Das hier vorzustellende Buch, das in Kooperation von Damien Boquet und Piroska Nagy aus dem EMMA-Forschungsprogramm (»Emotions in the Middle Ages«) entstanden und eine englische Übersetzung des 2015 erschienenen Buchs »Sensible Moyen Âge. Une histoire des émotions dans l’Occident médiéval« ist, beschäftigt sich mit der Bedeutung und Entwicklung von Emotionen im mittelalterlichen (westlichen) Europa. Nun ist es nicht so, als ob dieses Thema bisher nicht behandelt worden wäre. Zu Beginn des 20. Jahrhunderts wurden Emotionen in der Gesellschaft als immer wichtiger erachtet, was nicht ohne Einfluss auf die Geschichtswissenschaft und die Mediävistik blieb. Vor allem seit den 1980er Jahren kam es zu einem regelrechten »emotional turn« in den Geisteswissenschaften, der den Emotionen und ihren Ausdrucksformen einen wichtigen Part in den Gesellschaften zugestand. Während Emotionen vorher durchaus Bestandteil von historischen Studien waren, ohne jedoch die Historizität der geschilderten Emotionen infrage zu stellen und ihre fortdauernde Definition zu überdenken, kamen in den 1980er Jahren neue Analysen und Untersuchungsmethoden auf (als namhafte Forscher sind hier zu nennen Barbara H. Rosenwein, William M. Reddy und Stephen Jaeger).

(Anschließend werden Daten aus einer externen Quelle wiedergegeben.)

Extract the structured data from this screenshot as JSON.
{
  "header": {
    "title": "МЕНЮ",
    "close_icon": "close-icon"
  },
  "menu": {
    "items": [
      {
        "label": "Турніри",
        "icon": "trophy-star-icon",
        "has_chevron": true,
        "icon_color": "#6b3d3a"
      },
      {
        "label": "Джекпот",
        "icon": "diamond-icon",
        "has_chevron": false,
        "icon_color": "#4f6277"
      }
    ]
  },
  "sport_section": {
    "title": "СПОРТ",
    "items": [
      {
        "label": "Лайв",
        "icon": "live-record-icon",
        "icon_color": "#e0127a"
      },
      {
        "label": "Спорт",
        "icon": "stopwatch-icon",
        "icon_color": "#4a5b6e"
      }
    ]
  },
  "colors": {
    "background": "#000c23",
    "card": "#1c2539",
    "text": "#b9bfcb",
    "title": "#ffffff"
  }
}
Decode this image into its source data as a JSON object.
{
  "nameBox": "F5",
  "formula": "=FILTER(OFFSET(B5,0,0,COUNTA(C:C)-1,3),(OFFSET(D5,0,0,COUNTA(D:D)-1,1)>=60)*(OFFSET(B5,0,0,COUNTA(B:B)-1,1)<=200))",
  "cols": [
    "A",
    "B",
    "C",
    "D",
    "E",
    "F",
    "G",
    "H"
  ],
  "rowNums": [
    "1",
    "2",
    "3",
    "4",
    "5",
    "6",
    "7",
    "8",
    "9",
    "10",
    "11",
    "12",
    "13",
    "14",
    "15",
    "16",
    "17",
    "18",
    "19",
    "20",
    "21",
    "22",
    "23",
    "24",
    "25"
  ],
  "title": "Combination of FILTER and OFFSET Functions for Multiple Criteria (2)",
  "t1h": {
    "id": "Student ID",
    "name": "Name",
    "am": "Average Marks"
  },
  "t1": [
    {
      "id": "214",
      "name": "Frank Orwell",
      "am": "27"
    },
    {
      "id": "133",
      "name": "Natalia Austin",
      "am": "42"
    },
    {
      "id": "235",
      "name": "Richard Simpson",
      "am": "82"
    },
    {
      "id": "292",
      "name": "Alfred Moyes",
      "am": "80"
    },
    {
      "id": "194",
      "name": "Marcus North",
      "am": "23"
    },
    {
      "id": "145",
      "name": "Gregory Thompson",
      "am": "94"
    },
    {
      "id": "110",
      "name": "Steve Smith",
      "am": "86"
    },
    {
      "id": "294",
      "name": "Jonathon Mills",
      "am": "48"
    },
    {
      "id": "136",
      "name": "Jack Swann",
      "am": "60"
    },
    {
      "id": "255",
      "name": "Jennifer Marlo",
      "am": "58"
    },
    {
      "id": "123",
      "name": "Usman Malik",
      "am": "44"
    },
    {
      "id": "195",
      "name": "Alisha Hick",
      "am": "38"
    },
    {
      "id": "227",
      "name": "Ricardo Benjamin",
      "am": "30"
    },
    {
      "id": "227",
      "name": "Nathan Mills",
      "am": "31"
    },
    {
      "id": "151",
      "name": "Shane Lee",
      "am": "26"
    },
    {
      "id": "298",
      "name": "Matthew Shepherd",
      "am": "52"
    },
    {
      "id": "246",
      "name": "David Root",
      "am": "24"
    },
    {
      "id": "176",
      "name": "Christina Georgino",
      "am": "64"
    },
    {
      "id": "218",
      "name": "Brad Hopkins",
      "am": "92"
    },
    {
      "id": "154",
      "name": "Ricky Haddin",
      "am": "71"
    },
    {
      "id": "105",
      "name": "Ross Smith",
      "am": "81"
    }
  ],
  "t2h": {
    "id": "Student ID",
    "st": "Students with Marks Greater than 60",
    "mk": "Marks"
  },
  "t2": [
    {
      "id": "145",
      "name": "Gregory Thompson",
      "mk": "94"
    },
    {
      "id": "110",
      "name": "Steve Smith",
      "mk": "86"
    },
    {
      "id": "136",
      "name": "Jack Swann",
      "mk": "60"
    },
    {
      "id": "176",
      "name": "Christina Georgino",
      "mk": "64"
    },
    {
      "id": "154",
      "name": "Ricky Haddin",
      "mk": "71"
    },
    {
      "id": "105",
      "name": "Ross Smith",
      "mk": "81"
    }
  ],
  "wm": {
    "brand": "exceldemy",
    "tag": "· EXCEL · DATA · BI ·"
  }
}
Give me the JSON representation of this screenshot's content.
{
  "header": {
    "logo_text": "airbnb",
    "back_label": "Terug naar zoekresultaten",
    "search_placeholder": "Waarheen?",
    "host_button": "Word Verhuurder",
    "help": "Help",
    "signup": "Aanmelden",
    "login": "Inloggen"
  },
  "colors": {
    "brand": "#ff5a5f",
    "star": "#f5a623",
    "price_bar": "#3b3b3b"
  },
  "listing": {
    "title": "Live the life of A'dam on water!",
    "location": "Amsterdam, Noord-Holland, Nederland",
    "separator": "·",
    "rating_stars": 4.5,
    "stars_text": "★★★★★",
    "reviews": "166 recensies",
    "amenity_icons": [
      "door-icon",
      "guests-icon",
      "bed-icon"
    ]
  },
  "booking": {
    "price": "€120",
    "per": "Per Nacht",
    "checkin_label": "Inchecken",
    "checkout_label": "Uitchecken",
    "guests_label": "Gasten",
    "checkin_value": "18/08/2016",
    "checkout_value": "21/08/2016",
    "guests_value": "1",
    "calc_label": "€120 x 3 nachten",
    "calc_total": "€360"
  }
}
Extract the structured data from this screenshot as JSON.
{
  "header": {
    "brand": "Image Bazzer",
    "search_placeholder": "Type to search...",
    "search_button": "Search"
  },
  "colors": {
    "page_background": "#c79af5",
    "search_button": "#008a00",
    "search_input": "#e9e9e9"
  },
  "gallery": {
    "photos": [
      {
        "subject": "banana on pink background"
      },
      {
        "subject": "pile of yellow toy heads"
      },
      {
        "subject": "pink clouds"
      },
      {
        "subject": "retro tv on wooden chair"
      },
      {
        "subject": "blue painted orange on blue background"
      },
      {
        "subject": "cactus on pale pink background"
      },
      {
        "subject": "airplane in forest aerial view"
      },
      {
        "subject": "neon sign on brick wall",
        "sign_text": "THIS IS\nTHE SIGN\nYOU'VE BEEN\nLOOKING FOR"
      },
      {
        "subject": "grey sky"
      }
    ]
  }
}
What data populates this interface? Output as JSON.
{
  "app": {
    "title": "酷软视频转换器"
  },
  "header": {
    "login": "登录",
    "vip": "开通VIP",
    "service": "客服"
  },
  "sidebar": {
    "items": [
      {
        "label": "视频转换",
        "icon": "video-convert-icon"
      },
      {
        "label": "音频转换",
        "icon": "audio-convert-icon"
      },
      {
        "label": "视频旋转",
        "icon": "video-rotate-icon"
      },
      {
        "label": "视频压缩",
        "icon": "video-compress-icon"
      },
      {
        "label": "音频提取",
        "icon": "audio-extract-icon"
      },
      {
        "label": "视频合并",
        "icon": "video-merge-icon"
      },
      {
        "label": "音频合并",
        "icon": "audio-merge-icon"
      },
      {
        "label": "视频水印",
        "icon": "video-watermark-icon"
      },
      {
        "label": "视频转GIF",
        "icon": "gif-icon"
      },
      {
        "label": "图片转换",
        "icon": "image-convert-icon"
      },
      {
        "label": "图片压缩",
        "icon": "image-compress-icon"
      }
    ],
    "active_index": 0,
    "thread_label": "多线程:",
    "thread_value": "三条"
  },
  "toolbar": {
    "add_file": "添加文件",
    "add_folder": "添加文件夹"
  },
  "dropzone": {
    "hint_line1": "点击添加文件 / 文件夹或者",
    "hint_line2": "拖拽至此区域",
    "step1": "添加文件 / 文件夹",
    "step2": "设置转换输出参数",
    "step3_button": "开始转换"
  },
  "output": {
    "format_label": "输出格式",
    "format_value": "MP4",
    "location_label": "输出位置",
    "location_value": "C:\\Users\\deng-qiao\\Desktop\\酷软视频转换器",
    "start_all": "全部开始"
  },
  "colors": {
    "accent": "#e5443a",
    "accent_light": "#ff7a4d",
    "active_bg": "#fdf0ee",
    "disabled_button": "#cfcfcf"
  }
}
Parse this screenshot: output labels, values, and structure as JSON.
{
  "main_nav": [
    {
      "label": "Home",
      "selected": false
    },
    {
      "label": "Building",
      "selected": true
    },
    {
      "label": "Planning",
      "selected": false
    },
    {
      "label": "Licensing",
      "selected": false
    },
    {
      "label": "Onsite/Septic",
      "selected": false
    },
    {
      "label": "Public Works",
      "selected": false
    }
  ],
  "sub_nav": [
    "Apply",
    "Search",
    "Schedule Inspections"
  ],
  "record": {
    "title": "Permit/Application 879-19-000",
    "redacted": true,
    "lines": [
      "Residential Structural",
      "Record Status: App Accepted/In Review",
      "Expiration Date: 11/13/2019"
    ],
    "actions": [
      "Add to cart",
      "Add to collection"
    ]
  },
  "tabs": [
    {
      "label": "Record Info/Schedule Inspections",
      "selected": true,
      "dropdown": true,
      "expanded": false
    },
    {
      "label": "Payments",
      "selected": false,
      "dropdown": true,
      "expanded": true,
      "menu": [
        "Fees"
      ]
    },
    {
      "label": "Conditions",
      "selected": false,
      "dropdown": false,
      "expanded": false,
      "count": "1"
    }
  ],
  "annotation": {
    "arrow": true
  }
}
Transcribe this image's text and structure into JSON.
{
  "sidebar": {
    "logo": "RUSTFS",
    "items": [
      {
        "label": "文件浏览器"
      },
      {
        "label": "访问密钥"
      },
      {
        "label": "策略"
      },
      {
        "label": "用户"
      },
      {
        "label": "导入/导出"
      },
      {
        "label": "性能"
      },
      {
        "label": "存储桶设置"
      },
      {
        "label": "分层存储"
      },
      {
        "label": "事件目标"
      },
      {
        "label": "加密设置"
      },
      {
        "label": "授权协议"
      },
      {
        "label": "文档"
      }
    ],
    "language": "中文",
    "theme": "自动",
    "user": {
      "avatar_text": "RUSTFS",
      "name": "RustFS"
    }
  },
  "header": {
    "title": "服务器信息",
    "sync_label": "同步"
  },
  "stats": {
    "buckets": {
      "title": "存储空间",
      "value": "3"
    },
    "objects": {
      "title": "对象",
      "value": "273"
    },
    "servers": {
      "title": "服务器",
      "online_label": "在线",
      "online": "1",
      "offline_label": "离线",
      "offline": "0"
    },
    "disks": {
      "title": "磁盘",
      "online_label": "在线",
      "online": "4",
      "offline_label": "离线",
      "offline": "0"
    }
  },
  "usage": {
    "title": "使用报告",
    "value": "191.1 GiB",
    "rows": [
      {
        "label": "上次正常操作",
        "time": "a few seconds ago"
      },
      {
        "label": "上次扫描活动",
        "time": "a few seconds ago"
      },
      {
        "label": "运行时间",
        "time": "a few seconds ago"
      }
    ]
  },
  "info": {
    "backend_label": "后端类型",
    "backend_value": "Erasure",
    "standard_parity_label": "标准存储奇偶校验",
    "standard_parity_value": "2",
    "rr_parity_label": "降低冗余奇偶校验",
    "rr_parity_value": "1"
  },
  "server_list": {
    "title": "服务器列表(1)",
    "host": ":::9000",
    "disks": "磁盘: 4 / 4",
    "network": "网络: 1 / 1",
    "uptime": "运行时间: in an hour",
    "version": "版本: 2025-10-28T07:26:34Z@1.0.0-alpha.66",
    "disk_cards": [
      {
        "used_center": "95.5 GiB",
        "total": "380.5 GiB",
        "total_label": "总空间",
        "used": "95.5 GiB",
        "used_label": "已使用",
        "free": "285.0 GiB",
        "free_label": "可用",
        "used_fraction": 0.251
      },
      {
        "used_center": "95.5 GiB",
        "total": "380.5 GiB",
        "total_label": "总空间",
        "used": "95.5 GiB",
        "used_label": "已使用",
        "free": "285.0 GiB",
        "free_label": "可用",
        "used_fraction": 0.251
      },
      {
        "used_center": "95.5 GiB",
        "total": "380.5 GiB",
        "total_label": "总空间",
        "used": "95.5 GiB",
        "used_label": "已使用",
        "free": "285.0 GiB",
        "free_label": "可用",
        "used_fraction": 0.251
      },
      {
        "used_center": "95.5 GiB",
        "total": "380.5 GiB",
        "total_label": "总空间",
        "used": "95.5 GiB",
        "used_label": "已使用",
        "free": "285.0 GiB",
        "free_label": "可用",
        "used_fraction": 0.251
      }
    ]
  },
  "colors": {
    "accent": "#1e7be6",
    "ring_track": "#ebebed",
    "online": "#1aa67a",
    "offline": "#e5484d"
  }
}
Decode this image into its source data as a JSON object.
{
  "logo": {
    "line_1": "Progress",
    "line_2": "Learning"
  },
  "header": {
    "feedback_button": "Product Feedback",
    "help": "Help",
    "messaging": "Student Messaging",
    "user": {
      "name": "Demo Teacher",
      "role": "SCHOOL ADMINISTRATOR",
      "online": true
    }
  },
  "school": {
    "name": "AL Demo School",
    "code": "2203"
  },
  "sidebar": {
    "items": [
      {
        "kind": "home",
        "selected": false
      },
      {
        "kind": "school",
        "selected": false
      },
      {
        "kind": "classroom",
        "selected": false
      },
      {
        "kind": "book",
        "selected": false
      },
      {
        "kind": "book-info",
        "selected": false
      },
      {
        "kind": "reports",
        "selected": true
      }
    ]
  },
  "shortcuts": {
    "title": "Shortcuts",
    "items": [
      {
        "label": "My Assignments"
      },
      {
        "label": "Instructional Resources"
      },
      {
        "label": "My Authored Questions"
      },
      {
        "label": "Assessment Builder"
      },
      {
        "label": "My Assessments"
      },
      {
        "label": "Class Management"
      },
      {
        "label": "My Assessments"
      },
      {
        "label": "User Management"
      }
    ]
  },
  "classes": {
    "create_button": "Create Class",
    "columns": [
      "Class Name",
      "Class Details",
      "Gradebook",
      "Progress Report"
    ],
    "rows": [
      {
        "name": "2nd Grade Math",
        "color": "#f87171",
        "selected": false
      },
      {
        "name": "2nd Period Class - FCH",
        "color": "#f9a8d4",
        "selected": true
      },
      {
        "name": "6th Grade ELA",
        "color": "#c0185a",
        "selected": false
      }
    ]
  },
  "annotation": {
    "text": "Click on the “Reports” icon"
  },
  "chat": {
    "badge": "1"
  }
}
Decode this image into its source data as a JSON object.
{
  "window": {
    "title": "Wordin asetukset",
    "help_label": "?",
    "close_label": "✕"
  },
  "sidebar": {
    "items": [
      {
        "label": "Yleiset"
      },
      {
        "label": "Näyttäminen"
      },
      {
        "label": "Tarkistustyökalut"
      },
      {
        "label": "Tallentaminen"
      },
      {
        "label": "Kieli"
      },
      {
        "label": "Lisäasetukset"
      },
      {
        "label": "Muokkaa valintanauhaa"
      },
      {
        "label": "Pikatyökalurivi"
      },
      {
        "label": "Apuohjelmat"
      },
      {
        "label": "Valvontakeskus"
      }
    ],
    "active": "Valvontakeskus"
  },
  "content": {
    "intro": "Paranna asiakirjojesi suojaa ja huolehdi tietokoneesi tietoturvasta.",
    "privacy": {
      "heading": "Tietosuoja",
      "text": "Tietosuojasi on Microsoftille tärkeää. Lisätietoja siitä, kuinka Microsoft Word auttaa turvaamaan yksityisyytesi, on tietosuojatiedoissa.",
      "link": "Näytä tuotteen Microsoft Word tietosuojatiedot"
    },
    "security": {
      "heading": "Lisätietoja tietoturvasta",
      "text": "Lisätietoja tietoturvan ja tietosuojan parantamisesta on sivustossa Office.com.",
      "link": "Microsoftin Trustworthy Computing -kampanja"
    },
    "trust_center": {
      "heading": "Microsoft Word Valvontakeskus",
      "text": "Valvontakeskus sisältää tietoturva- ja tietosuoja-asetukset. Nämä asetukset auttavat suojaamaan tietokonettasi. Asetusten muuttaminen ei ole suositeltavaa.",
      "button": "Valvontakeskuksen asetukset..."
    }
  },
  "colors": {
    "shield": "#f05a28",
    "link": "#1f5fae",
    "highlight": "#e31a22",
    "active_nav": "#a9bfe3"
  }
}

Aufbauend auf den Studien dieser und weiterer Forscherinnen und Forscher arbeiten sich der Autor und die Autorin durch das komplexe Thema der mittelalterlichen Emotionen. Dabei präferieren Nagy und Boquet anstelle des Begriffs der »Emotion« den Begriff »sensibility« (französisch »sensibilité«, S. 6), der von Lucien Febvre und der Annales-Schule verwendet wurde. Sie betonen die Wichtigkeit nicht nur impulsiver Faktoren wie Leidenschaft, Affekte oder Impulse für Empfindungen, sondern auch beständigere Faktoren wie Atmosphäre, Stimmungen oder charakterliche Merkmale. Zudem unterscheiden die Autoren in diesem Buch bewusst nicht zwischen gefühlten und ausgedrückten Emotionen. Der Grund hierfür ist, dass laut Damien Boquet und Piroska Nagy auch geäußerte Emotionen eine eigene soziale und kulturelle Wirksamkeit haben und (ganz pragmatisch) die einzigen Emotionen sind, zu denen Historikerinnen und Historiker Zugang haben. Dieser Pragmatismus durchzieht das gesamte Buch, was eine angenehme Klarheit bewirkt.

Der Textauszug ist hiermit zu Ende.